If I drew a picture of her, she'd be wearing long and spotlessly white lace gloves, a dainty hat with a big brim for maximum shade, and sipping a tall cool glass of lemonade. She sort of looks like the stereotypical Southern Belle.

But then there's my other personality, which seems to usually win out in the end. She's the one who blurts out unsolicited advice, imposes her perspective and interpretation on you, and is pretty darn confident that her insight is accurate.

She's dressed in a power suit, and she's on a mission. No lounging around with lemonade for her - she's got work to do. Deliver the advice and move on. Let people figure out what to do with it on their own time.

What I kind of like about her is that she trusts you a lot.

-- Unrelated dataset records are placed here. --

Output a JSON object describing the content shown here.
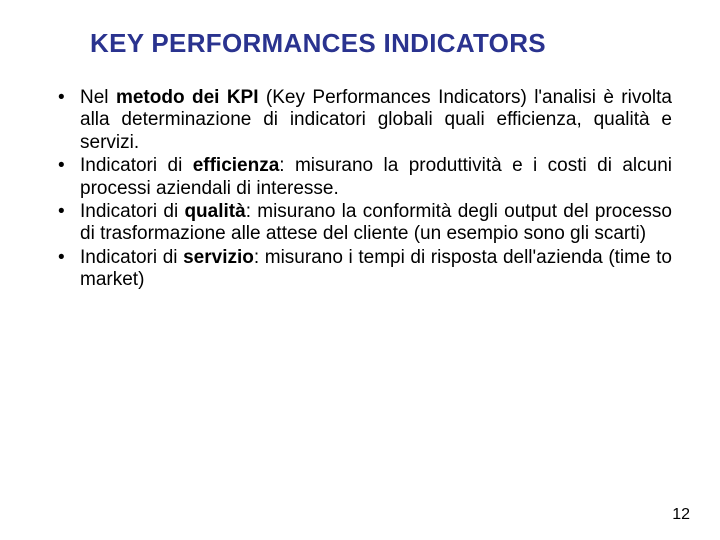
{
  "title": "KEY PERFORMANCES INDICATORS",
  "title_color": "#2a338f",
  "title_fontsize": 26,
  "body_fontsize": 19,
  "body_color": "#000000",
  "background_color": "#ffffff",
  "page_number": "12",
  "bullets": [
    {
      "pre": "Nel ",
      "bold1": "metodo dei KPI",
      "rest": " (Key Performances Indicators) l'analisi è rivolta alla determinazione di indicatori globali quali efficienza, qualità e servizi."
    },
    {
      "pre": "Indicatori di ",
      "bold1": "efficienza",
      "rest": ": misurano la produttività e i costi di alcuni processi aziendali di interesse."
    },
    {
      "pre": "Indicatori di ",
      "bold1": "qualità",
      "rest": ": misurano la conformità degli output del processo di trasformazione alle attese del cliente (un esempio sono gli scarti)"
    },
    {
      "pre": "Indicatori di ",
      "bold1": "servizio",
      "rest": ": misurano i tempi di risposta dell'azienda (time to market)"
    }
  ]
}
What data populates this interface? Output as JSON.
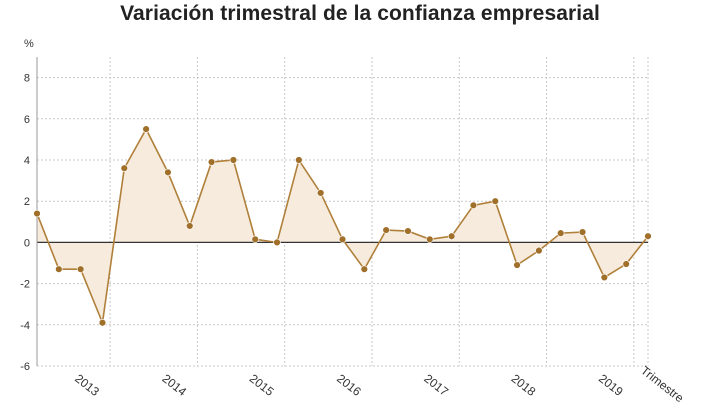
{
  "title": "Variación trimestral de la confianza empresarial",
  "colors": {
    "line": "#b0803a",
    "point": "#a0702a",
    "fill": "#f6ebdd",
    "zero_line": "#333333",
    "grid": "#c8c8c8",
    "text": "#333333"
  },
  "chart_data": {
    "type": "area",
    "title": "Variación trimestral de la confianza empresarial",
    "ylabel": "%",
    "xlabel": "Trimestre",
    "ylim": [
      -6,
      9
    ],
    "yticks": [
      -6,
      -4,
      -2,
      0,
      2,
      4,
      6,
      8
    ],
    "year_labels": [
      "2013",
      "2014",
      "2015",
      "2016",
      "2017",
      "2018",
      "2019"
    ],
    "grid": true,
    "series": [
      {
        "values": [
          1.4,
          -1.3,
          -1.3,
          -3.9,
          3.6,
          5.5,
          3.4,
          0.8,
          3.9,
          4.0,
          0.15,
          0.0,
          4.0,
          2.4,
          0.15,
          -1.3,
          0.6,
          0.55,
          0.15,
          0.3,
          1.8,
          2.0,
          -1.1,
          -0.4,
          0.45,
          0.5,
          -1.7,
          -1.05,
          0.3
        ]
      }
    ]
  }
}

She figures you will take what resonates with you, and leave the rest, so she doesn't baby you at all. She sees you as an equal, and respects your right to disagree. In fact, she kind of hopes you will, because she loves a good juicy contentious conversation.

And she won't tiptoe around you. She doesn't think she needs to, because she sees you as capable of exercising your own discernment. She's like the person Bill Maher was talking about who says The Things That You’re Not Supposed To Say.

Oh, and what's really funny about her is that she coaches probation officers in a technique called Motivational Interviewing, which is all about not imposing your opinions! She gets rave reviews from her coachees. But don't ask her to live what she teaches, okay? She's quite comfortable with her ability to teach directly rather than by example. She carries no judgment that she should be a master herself before she can work with others. (And that's another thing I like about her! She's relatively unencumbered by 'shoulds.')

My personalities are like Forrest Gump's box of chocolates -- you never know what you're gonna get. So if you are feeling fragile, craving kindness, or need to be empowered from the outside, you are sort of gambling with me. If you don't feel like risking it, I can refer you to some consistently empathetic and therapeutically gifted colleagues.

But if you are okay with being told what to do by a self-appointed know-it-all, you have come to the right place! And you can't say I didn't warn you.